Mas para O Globo o julgamento via impeachment é político. O jurídico é irrelevante. O problema na tese do editorial é que, assim, cria-se a exigência de uma prova do demônio, uma ordália pós-moderna: de nada vale ser absolvida de ação de improbidade ou de qualquer outra ação. Basta que o Senado condene. Mas, então, qual é o sentido do Estado democrático de Direito? A resposta do jornal é taxativa: "o objetivo da deposição do governante não é puni-lo, mas tão somente proteger o Estado da má gestão". Isto é a confissão de que o impeachment visou tão somente depor a presidenta. Afinal, acusação de má-gestão é crime?

Aliás, já se sabia que "o objetivo da deposição não era o de punir", mas, sim, a de tirar Dilma do cargo. Ao negar, paradoxalmente o editorial apenas ratifica a tese do golpe. Traição das palavras.
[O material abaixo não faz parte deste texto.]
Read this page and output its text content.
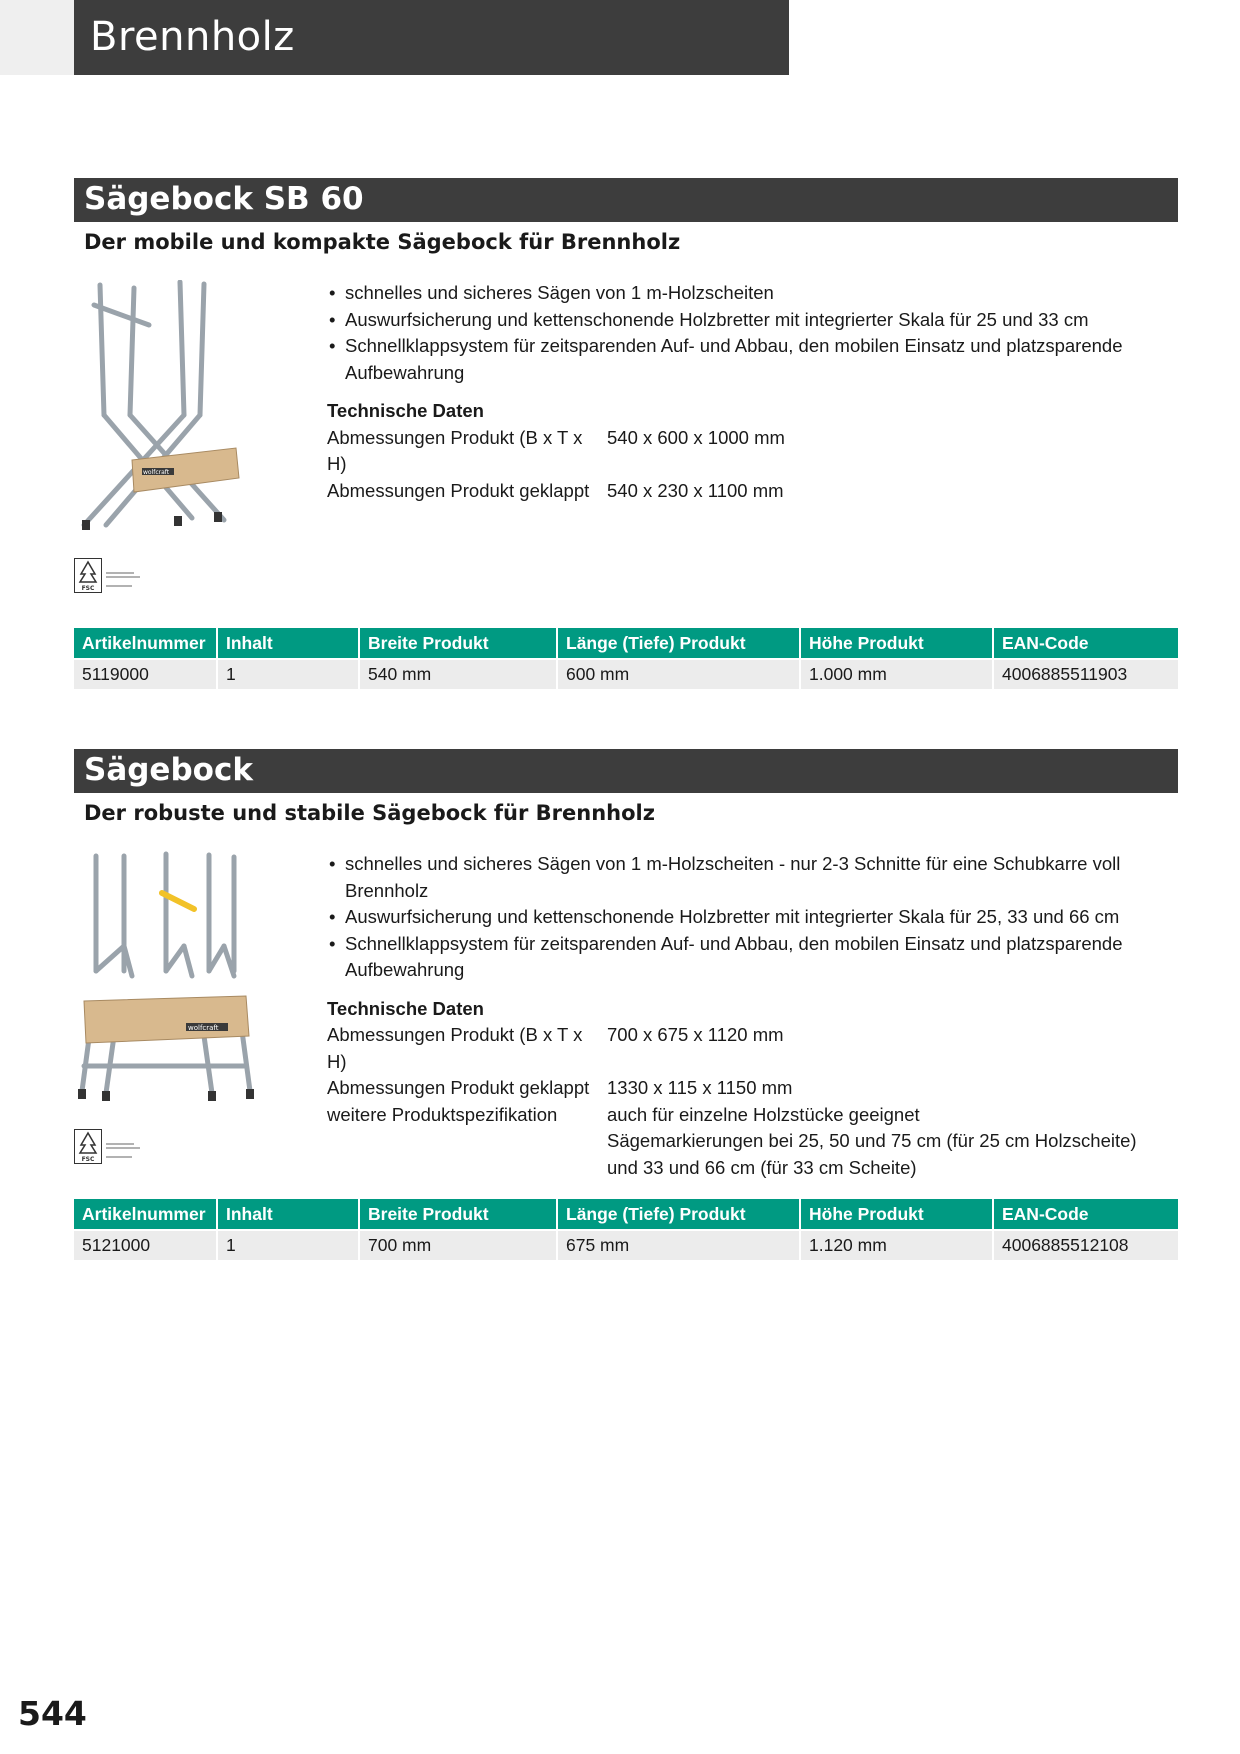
Brennholz
Sägebock SB 60
Der mobile und kompakte Sägebock für Brennholz
wolfcraft
• schnelles und sicheres Sägen von 1 m-Holzscheiten
• Auswurfsicherung und kettenschonende Holzbretter mit integrierter Skala für 25 und 33 cm
• Schnellklappsystem für zeitsparenden Auf- und Abbau, den mobilen Einsatz und platzsparende Aufbewahrung
Technische Daten
Abmessungen Produkt (B x T x H)
540 x 600 x 1000 mm
Abmessungen Produkt geklappt 540 x 230 x 1100 mm
FSC
Artikelnummer	Inhalt	Breite Produkt	Länge (Tiefe) Produkt	Höhe Produkt	EAN-Code
5119000	1	540 mm	600 mm	1.000 mm	4006885511903
Sägebock
Der robuste und stabile Sägebock für Brennholz
wolfcraft
• schnelles und sicheres Sägen von 1 m-Holzscheiten - nur 2-3 Schnitte für eine Schubkarre voll Brennholz
• Auswurfsicherung und kettenschonende Holzbretter mit integrierter Skala für 25, 33 und 66 cm
• Schnellklappsystem für zeitsparenden Auf- und Abbau, den mobilen Einsatz und platzsparende Aufbewahrung
Technische Daten
Abmessungen Produkt (B x T x H)
700 x 675 x 1120 mm
Abmessungen Produkt geklappt 1330 x 115 x 1150 mm
weitere Produktspezifikation	auch für einzelne Holzstücke geeignet
Sägemarkierungen bei 25, 50 und 75 cm (für 25 cm Holzscheite) und 33 und 66 cm (für 33 cm Scheite)
FSC
Artikelnummer	Inhalt	Breite Produkt	Länge (Tiefe) Produkt	Höhe Produkt	EAN-Code
5121000	1	700 mm	675 mm	1.120 mm	4006885512108
544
Também já se sabia — e já hoje não há dúvida — de que não houve fraude fiscal, que não houve prova alguma de crime de responsabilidade e que não houve prova da causalidade entre crise econômica, decretos de crédito e Plano Safra.

Todavia, para além disso, o que há de mais perigoso na tese esgrimida no editorial é a ratificação, sem qualquer pudor, da tese de que o impeachment é um instrumento estrita e meramente político, o que o transforma, como já se viu, em fator de desestabilização e deposição de governantes com dispensa da legalidade. O editorial chega a dizer que era irrelevante provar se havia pedaladas e que o que importou, mesmo, é o que o Senado decidiu.

Do limão, façamos uma limonada. O editorial deve servir de alerta aos democratas. Um dos três maiores jornais do Brasil oficialmente sacramenta uma tese antijurídica pela qual se dispensa a comprovação do crime de responsabilidade ou qualquer outra conduta prevista na Lei do Impeachment, transformando o instituto em instrumento de deposição de governantes, como se estivéssemos no parlamentarismo. Perigo à vista. 

Sabemos muito bem até onde nos leva esse tipo de "hermenêutica do curupira", bastando lembrar o artigo 142 da CF, que serviu de fermento para a tentativa de golpe há poucos meses. Ali, a torta leitura feita por alguns juristas alçava as Forças Armadas a guardiães da democracia. Deu no que deu.